In most cases, anyone healthy enough to undergo a routine dental extraction or oral surgery procedure is a potential candidates for a dental implant placement procedure. Healthy gums and adequate bony support to hold the implant are factors for long-term success. Patients must be committed to good oral hygiene and regular dental visits. Heavy smokers, people suffering from uncontrolled chronic disorders (such as diabetes), compromised immune system states, patients taking specific bone altering medications, or patients who have had previous head and neck radiation therapy need to be evaluated on an individual basis.
For most patients, the dental implant placement involves one surgical procedure. The implants are placed within your jawbone and a healing cap is placed on the implant. The healing cap extends through the gum tissue and helps shape the gum tissue for the eventual final crown or prosthesis.

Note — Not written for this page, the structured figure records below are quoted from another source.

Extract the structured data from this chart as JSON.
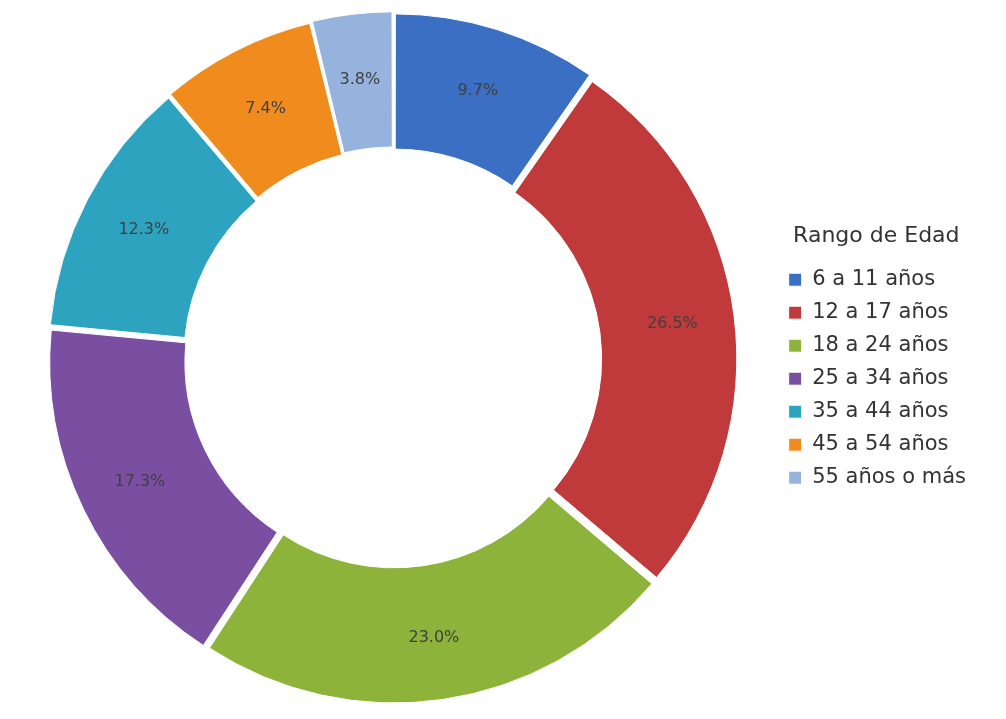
{
  "chart_data": {
    "type": "donut",
    "legend_title": "Rango de Edad",
    "categories": [
      "6 a 11 años",
      "12 a 17 años",
      "18 a 24 años",
      "25 a 34 años",
      "35 a 44 años",
      "45 a 54 años",
      "55 años o más"
    ],
    "values": [
      9.7,
      26.5,
      23.0,
      17.3,
      12.3,
      7.4,
      3.8
    ],
    "colors": [
      "#3a6fc4",
      "#c0393b",
      "#8db33a",
      "#7a4ea0",
      "#2ea3c0",
      "#f08c1e",
      "#95b3dc"
    ],
    "value_labels": [
      "9.7%",
      "26.5%",
      "23.0%",
      "17.3%",
      "12.3%",
      "7.4%",
      "3.8%"
    ],
    "legend": "right"
  }
}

Bone fusing to the titanium surface of the implant (called osseointegration) takes approximately 3-6 months, depending on the location of implant placement (the upper jaw has less dense bone and takes longer to integrate). During this time, a plan for the making of a temporary tooth or removable prosthesis will be followed with limited chewing occurring on the recently placed dental implant. Once the implant healing process is complete, your general dentist will then remove the healing cap, place a permanent abutment, and take impressions to begin fabricating the final restoration. Most patients experience very little change in their daily activities throughout the entire implant process.
Additional surgical procedures may be indicated depending on the condition of the jawbone where the implant is to be placed. In these cases, Dr. Hutto utilizes advanced bone grafting to prepare the jawbone for implant placement. At your initial consultation, your doctor will determine if bone grafting is needed and discuss the procedures involved. The doctor will also take time to answer any questions you may have regarding dental implant treatment.